I chose Zuccotti Park as the place for my timeline because it was the site of the Occupy Wall Street movement. However, I presented the park in a way that didn’t confine the space as only the site of this event – upon further research, I discovered the public square was significant for many reasons. First and foremost, the park is emblematic of the sweeping trend of neoliberal policy in modern cities across the globe. Zuccotti Park is a POPS, meaning it is a public space that sits on privately owned land. POPS are prevalent throughout New York and allow the city to provide adequate open and public space to residents without having to deal with the costs of maintenance. This is also a positive tradeoff because private companies are then held responsible for their public footprint and how urbanites perceive the companies influence on the city. Problems begin to arise, however, when questions of who has a right to the space arise. Since the park is public and must be open 24 hours a day, protestors believe they have a right to the space but officials view them as restricting the freedom of others to use the square. It’s a very difficult urban dilemma with no clear solutions, which is why I began my timeline in Antiquity.

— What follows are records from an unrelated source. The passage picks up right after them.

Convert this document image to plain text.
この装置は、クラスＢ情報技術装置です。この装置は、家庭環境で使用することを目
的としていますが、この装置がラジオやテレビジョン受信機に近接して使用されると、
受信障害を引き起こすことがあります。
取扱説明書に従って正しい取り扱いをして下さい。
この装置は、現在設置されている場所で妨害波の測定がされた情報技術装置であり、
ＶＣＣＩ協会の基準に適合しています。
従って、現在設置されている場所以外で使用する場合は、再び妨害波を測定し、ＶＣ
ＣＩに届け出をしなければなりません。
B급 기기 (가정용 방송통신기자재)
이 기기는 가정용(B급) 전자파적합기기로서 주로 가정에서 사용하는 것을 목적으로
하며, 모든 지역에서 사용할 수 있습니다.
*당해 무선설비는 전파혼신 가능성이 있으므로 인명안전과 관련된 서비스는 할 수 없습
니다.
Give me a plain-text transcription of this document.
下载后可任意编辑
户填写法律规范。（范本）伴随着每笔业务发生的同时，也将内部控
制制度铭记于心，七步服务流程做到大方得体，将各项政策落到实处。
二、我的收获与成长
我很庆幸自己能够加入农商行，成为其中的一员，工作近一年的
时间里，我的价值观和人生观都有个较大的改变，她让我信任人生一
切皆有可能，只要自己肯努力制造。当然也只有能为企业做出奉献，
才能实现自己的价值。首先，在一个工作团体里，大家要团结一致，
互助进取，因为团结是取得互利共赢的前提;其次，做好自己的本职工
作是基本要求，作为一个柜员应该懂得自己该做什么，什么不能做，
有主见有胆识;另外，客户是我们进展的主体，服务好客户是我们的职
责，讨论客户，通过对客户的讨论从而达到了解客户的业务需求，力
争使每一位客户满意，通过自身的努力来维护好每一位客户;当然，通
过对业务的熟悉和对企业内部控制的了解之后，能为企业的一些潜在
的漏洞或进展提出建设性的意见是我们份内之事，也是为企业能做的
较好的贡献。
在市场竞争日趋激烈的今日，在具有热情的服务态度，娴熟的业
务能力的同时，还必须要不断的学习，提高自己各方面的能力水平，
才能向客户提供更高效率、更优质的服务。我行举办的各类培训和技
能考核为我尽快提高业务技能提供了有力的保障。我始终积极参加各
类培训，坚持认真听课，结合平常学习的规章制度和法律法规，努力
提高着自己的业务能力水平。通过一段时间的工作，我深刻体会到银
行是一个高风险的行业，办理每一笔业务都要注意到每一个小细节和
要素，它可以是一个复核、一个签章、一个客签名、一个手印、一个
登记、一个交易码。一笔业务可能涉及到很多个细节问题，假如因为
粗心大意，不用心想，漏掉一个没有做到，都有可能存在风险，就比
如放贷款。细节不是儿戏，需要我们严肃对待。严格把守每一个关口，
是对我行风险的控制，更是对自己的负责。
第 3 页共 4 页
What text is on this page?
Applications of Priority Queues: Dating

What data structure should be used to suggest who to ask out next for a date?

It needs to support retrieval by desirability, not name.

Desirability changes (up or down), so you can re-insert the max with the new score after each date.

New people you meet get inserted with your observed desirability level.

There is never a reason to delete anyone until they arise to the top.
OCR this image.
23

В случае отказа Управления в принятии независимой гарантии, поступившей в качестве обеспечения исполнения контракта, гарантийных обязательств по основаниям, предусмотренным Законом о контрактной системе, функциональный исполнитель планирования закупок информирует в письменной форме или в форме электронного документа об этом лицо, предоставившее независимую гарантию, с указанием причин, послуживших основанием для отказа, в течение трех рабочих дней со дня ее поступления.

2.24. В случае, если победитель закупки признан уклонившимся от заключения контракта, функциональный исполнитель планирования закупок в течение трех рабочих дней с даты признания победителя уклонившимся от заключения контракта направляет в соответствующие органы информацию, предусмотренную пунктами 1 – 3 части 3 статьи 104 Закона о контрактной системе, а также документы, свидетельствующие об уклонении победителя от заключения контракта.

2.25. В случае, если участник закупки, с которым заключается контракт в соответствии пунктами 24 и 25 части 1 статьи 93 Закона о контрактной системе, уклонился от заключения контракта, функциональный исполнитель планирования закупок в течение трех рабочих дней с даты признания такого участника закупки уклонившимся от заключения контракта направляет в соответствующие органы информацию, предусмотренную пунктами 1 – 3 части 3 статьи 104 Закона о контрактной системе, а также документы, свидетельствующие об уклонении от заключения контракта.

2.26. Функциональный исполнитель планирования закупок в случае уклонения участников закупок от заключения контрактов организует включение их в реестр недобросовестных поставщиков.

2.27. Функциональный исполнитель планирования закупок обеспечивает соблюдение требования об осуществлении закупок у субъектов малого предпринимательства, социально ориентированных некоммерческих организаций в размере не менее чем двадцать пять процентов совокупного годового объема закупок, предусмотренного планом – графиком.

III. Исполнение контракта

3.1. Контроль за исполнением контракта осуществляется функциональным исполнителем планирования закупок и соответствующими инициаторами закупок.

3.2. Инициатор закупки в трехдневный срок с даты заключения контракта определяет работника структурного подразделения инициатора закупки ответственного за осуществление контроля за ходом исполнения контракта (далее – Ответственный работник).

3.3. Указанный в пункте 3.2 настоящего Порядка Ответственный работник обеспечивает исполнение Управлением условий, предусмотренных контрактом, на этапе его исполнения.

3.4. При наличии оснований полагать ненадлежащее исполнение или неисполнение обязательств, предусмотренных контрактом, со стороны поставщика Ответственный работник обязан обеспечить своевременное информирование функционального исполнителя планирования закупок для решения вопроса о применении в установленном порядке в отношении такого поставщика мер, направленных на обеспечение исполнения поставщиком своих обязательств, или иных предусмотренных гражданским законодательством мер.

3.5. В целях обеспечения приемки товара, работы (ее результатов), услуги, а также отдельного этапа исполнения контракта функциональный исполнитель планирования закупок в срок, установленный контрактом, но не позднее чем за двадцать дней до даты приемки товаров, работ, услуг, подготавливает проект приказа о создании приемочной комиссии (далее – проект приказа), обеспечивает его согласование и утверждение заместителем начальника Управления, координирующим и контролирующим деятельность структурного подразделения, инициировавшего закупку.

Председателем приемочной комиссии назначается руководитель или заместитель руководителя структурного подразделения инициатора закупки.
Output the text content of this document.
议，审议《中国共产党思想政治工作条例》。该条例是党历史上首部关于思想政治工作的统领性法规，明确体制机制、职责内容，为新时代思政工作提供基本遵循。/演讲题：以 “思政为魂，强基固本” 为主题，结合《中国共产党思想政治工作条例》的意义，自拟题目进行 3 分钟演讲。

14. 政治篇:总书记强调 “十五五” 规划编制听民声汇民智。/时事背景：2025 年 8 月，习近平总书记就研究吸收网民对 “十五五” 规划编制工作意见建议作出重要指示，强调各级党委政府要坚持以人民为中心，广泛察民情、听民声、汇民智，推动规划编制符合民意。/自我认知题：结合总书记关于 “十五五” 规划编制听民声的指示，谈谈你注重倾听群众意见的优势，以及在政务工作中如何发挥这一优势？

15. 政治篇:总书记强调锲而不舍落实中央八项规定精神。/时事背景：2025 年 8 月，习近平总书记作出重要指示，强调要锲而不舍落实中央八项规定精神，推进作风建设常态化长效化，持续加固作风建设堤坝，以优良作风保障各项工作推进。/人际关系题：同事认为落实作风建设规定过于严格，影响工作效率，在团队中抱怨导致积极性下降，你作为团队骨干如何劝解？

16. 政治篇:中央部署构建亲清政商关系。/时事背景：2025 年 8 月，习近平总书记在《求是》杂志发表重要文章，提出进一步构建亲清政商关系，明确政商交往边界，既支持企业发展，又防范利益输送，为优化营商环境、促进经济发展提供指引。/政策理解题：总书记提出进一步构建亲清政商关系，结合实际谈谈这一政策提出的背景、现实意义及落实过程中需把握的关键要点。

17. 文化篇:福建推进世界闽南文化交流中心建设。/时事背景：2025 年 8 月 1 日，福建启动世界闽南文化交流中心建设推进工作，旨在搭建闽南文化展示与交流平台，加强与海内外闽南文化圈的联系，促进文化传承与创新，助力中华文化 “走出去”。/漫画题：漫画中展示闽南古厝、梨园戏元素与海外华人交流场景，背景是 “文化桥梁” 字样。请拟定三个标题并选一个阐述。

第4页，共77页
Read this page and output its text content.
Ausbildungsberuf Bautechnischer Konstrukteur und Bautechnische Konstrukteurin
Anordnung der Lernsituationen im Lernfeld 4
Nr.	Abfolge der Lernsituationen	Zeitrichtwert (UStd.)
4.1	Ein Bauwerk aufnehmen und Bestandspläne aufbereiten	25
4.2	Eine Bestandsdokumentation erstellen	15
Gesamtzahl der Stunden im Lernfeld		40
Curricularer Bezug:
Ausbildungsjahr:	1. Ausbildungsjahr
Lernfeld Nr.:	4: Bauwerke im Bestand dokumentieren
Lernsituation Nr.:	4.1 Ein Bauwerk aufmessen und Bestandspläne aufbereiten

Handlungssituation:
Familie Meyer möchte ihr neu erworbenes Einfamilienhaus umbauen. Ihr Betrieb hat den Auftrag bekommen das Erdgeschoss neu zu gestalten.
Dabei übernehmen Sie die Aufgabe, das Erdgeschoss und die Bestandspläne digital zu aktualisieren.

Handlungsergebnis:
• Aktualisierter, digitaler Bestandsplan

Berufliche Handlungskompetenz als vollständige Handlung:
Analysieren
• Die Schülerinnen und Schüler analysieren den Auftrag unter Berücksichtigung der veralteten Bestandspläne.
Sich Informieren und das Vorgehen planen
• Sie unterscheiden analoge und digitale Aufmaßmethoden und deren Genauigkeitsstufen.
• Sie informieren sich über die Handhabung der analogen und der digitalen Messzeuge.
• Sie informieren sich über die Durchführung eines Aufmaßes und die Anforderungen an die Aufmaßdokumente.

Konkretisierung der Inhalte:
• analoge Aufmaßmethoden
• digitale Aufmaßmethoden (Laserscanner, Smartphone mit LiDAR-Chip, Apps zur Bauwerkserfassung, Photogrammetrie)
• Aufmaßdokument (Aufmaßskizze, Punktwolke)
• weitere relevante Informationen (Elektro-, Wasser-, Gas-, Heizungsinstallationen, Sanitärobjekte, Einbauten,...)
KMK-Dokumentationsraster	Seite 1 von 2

By beginning the timeline in ancient Greece, I hope to demonstrate that public squares and the question of who has the right to use them have existed for as long as humans have settled together. The term public square has always been deceiving, because history shows that a segment of the population was consistently excluded and oppressed from the space. In 500 BCE, it was women, slaves, and foreigners who couldn’t access public squares. In 2011, it was anarchists and those that were fed up with the financial establishment that were eventually barred from accessing public space. Further, by beginning in Antiquity and traveling to other parts of the world, its possible to show how public squares have a number of universal uses, as well as public squares that serve very particular functions for a specific city – Boston Common was a pasture for grazing, like many other public spaces at the time, but was simultaneously the site of antislavery protests as well as civil rights demonstrations.
Lastly, at the root of my timeline is my own love of urban public squares. In any city I visit, I am immediately drawn to the wide-open and bustling spaces of public squares. I’ve spent entire days simply sitting on benches, people watching and eves dropping. It’s where the best of city-life is on display at any hour of the day and where a visitor can gain the most profound sense of place. Cities are usually distinguished most by their skylines, but it’s what happens in between those looming skyscrapers, in the urban public squares, that give a city its true character.